The latest eruption, which began June 8, petered to a halt just 12 days later on Monday evening, but scientists at the Hawaiian Volcano Observatory aren’t officially calling it pau just yet.
“Deciding whether it’s over is a dynamic question,” HVO geologist Mike Zoeller said Wednesday. “It depends on the readings we get. If we get get more inflation at the summit, that could indicate that it’s going to start up again soon. If it levels off, that could mean it’s calming down, that sort of thing.
“Right now, we’re not seeing any indications of the eruption restarting,” Zoeller said. “But if it does restart, it could happen weeks or months later, or it could be a start of a new eruption.”
For the 12 days it was active, the eruption left an impression.
Zoeller said that last weekend generated some of the “most dramatic” eruptive activity seen on the volcano in years, with towering lava plumes and collapsing lava spires. But that activity itself means the pause isn’t unexpected.
“That kind of activity isn’t really sustainable,” Zoeller said, explaining that the rate of lava emission at the summit outstripped the speed at which it could be drawn from the volcano’s magma plumbing.

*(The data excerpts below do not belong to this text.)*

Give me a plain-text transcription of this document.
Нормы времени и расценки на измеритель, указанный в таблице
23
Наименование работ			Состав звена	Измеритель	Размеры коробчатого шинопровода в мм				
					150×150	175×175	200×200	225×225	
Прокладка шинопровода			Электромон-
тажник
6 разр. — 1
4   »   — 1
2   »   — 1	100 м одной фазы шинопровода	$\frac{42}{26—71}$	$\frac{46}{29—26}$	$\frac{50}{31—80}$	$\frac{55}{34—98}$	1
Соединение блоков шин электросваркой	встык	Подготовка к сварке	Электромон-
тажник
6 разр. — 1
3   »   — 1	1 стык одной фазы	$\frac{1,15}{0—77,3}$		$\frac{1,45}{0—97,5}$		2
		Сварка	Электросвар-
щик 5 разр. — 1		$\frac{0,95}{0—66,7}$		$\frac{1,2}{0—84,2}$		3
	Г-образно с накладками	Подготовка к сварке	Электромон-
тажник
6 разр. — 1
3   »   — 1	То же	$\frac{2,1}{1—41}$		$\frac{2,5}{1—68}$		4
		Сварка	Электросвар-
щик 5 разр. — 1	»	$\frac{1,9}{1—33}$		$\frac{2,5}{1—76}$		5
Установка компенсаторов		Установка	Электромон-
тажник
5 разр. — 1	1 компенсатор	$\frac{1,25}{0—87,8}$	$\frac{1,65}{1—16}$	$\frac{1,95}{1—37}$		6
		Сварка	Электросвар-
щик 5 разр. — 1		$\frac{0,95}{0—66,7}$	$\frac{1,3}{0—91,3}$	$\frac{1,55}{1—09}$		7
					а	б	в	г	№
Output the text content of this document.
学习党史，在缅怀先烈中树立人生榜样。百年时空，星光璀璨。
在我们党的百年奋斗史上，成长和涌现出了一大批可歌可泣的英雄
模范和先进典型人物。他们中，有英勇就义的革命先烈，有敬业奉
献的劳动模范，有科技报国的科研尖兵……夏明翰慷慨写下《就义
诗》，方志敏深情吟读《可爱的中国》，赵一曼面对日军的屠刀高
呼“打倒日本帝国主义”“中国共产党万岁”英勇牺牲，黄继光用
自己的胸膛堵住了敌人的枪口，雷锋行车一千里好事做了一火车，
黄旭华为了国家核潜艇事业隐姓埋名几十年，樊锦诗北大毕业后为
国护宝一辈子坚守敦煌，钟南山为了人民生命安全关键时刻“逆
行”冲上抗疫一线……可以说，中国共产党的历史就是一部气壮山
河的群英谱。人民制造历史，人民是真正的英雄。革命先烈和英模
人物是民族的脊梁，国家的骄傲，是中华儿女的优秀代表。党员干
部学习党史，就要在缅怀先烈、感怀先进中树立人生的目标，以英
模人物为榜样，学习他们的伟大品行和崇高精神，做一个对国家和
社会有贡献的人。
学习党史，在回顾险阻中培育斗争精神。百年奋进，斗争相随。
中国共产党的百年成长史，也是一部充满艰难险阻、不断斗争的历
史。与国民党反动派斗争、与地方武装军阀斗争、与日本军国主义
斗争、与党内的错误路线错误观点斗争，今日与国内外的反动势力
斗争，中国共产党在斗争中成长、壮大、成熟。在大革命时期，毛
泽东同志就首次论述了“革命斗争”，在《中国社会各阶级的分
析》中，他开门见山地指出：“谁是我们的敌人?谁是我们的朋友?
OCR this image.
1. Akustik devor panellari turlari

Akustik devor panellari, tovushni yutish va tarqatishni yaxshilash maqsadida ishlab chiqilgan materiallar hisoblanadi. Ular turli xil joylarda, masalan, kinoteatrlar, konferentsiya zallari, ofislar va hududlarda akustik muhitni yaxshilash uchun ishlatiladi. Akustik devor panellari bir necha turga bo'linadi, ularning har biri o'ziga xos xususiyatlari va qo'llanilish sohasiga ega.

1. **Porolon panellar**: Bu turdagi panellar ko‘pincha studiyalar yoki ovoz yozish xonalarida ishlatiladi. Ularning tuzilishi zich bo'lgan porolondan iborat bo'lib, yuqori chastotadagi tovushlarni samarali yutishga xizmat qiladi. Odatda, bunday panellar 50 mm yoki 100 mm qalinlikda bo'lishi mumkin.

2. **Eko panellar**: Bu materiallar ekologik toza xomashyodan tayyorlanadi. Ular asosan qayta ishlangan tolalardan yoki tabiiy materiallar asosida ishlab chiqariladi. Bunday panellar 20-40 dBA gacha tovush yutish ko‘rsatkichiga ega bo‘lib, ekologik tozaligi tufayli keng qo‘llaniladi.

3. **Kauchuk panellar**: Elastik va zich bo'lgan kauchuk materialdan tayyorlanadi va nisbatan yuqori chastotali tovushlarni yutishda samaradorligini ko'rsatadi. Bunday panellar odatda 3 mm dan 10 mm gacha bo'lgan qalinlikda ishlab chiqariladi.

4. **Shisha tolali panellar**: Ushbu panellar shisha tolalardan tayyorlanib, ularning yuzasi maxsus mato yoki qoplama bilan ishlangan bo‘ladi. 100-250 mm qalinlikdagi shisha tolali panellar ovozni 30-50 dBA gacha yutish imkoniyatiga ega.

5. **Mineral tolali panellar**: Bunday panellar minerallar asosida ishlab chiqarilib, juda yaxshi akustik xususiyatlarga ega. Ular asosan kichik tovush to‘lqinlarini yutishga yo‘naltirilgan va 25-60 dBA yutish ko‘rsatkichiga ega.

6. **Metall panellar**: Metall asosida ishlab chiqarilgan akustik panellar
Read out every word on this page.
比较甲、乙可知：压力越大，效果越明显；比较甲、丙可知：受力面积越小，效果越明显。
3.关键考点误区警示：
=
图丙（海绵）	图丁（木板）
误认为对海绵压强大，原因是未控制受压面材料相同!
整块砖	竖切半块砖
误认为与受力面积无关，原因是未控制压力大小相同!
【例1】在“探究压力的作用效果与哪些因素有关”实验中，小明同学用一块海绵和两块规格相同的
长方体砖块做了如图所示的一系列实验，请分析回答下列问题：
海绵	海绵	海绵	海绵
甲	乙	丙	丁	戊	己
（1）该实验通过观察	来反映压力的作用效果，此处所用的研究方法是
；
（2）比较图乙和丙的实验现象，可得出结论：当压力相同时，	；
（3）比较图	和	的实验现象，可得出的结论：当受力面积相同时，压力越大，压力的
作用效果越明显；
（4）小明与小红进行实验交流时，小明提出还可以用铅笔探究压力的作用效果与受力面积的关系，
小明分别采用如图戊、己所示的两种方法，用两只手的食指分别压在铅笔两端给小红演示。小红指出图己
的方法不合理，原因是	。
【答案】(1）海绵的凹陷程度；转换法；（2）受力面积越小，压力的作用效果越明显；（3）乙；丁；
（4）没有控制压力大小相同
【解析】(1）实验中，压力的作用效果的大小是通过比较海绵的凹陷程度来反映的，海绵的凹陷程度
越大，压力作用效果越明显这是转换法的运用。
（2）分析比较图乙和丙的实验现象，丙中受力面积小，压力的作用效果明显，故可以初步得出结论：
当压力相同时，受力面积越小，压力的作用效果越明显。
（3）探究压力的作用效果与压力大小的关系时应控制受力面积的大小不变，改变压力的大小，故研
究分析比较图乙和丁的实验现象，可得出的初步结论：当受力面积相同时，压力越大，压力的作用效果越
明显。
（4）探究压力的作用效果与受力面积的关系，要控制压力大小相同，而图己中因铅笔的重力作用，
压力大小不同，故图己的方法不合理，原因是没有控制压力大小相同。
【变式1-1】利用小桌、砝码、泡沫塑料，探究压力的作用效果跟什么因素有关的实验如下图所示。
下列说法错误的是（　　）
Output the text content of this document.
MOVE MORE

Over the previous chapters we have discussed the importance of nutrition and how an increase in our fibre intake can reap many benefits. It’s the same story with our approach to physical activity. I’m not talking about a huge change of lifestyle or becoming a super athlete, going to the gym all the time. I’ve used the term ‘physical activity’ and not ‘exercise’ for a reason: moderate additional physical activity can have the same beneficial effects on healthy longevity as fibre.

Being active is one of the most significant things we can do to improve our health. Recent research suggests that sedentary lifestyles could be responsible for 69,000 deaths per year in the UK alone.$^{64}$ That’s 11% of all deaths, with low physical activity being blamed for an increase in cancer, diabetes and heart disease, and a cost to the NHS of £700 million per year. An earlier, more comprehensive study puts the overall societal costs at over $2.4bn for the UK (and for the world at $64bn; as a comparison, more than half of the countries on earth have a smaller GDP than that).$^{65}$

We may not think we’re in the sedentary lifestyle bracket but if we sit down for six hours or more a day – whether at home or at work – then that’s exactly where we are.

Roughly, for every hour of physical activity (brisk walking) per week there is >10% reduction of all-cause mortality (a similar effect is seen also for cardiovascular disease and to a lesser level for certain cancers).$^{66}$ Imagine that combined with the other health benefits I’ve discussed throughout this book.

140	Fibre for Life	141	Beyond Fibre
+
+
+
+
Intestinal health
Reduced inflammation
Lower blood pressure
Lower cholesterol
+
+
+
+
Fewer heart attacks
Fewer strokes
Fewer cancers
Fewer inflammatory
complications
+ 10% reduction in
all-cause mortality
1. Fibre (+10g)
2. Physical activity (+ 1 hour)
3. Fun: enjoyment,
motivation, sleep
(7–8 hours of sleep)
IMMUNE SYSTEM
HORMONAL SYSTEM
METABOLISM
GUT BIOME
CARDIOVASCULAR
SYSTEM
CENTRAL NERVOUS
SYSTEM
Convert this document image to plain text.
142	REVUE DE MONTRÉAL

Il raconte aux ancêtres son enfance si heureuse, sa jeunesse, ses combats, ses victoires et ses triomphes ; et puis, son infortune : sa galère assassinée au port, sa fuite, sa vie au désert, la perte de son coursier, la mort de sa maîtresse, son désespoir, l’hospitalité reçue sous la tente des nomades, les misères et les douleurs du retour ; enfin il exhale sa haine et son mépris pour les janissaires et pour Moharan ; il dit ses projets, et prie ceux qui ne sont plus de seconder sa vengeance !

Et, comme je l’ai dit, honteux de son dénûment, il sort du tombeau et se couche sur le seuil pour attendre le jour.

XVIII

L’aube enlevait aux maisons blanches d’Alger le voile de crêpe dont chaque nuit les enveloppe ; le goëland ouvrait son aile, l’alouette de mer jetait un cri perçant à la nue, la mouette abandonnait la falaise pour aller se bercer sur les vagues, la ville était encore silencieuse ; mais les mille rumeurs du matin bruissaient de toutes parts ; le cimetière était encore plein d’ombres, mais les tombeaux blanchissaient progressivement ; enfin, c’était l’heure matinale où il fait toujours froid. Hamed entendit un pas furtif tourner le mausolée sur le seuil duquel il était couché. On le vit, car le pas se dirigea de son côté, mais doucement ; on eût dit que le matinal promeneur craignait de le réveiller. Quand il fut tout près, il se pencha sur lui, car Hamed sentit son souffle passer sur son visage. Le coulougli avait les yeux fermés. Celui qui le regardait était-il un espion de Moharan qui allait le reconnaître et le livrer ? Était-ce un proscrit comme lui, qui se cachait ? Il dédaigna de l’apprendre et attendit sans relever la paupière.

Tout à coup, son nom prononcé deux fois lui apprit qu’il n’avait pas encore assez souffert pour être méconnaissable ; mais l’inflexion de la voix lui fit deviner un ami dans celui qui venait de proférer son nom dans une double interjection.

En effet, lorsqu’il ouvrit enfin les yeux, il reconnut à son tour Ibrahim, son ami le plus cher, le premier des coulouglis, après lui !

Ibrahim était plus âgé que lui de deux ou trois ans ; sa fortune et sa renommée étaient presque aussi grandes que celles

Even so, Zoeller said, the latest pause came unusually abruptly, with lava and gas emissions still strong throughout Monday before suddenly and rapidly declining that afternoon.
He said geologists have theorized that the pause could have been caused by a clog in the volcanic vent, a theory supported by increased inflation at the summit.
If the eruption is over, it would be one of the shorter Kilauea eruptions of the last century. But Zoeller said that although Kilauea’s longest eruption — the Pu‘u ‘O‘o eruption that lasted from 1983 until 2018 — looms large in people’s memories, the volcano often has had periods of intermittent, smaller eruptions, particularly following more severe events.
“I think this most closely resembles the period people saw after 1924,” Zoeller said, referring to a series of violent collapses of the Halema‘uma‘u caldera floor nearly a century ago, which was followed in subsequent years by similar shorter-scale eruptions.
“These eruptions today are emitting more than they did, but it looks a lot similar.”